AgriHouse’s line of patented leaf sensors are thin clips, smaller than a postage stamp, that easily attach to the plant, adhering to the leaf structure without damaging the leaf or falling off in the presence of natural movements, wind, or inclement weather. The sensors transmit data (either through a wire or using radio waves) on leaf turgidity, which indicates plant water levels as well as the plant’s general health.
Right now the data is all transmitted to a user’s computer, and the system can send text messages calling attention to particular crops that need water. Stoner envisions text message alerts becoming a common tool among farmers in the future, which could be combined with precision irrigation systems to eliminate a large amount of guesswork.
Because the sensors’ primary commercial benefit is in preventing overwatering, Stoner says they would be especially useful in the West, where water is sometimes scarce and farmers rely on underground aquifers to meet their needs. “This technology has the potential to reduce water spending in agricultural applications substantially,” says Seelig, now a professor in Germany. “The importance of this becomes clear when one considers the relative scarcity of irrigation water in many places in the United States and worldwide. Imagine the reduction in consumption that would be possible if our greenhouse results were extrapolated to the rest of the world.”
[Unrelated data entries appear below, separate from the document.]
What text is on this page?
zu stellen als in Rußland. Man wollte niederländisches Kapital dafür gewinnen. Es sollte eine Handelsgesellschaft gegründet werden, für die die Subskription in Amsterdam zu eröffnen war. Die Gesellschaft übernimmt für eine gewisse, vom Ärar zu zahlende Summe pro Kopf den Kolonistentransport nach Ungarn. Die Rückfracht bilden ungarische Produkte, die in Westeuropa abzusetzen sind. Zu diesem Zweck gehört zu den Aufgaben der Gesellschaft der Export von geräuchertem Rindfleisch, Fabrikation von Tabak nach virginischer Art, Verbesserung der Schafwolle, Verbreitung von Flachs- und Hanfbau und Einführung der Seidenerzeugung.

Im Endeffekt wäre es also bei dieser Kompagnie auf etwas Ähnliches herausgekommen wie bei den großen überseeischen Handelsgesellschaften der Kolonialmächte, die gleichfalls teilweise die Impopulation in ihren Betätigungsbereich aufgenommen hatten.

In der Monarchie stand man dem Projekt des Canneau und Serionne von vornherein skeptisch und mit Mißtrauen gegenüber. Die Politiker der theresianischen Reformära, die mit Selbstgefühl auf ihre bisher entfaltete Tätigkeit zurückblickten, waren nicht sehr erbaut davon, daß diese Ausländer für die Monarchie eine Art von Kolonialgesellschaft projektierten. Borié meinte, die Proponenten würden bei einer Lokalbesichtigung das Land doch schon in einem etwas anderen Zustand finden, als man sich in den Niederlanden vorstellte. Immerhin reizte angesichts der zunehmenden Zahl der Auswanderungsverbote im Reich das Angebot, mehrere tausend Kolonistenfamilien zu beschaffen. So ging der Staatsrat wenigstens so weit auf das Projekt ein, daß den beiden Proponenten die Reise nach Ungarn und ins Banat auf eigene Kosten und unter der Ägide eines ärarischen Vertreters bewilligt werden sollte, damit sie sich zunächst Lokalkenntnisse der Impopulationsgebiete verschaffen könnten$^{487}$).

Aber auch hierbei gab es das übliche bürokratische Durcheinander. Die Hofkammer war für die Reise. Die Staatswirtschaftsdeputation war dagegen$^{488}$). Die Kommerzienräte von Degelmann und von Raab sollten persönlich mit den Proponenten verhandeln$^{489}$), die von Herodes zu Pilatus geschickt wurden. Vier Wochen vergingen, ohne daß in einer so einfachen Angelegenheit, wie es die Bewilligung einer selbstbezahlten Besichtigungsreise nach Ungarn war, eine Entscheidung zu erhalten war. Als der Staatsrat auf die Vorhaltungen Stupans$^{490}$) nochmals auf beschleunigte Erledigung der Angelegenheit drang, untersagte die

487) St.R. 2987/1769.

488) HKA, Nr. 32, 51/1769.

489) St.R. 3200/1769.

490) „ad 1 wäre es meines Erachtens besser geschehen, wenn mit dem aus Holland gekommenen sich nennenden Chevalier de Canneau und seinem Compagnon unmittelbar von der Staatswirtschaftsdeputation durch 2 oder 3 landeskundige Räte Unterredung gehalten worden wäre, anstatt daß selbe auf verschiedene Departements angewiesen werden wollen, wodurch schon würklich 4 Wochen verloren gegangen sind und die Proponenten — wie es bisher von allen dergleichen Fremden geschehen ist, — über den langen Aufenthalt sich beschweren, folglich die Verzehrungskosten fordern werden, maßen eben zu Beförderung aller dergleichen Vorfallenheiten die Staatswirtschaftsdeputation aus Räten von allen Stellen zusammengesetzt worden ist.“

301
The spinoff has also given Stoner an opportunity to work on the next generation of the technology with students at the Leeds School of Business at the University of Colorado Boulder. “These students are committed to finding the proper business models to make this NASA funded leaf sensor an economic reality,” he says, “and they’re very inspired by it.”
Students from the University of Colorado Colorado Springs have also partnered with AgriHouse; Mark Wickert, a professor at the university, says, “Students are happy to be contributing to the knowledge base of what NASA originally funded. They fully understand the implications of the leaf sensor technology in addressing the world’s food and fresh water problems.”
Whether or not AgriHouse’s sensors ever make it to low Earth orbit and beyond, this NASA-derived technology is likely to be employed on Earth to conserve resources, save money, and put farmers in closer contact with the crops they grow.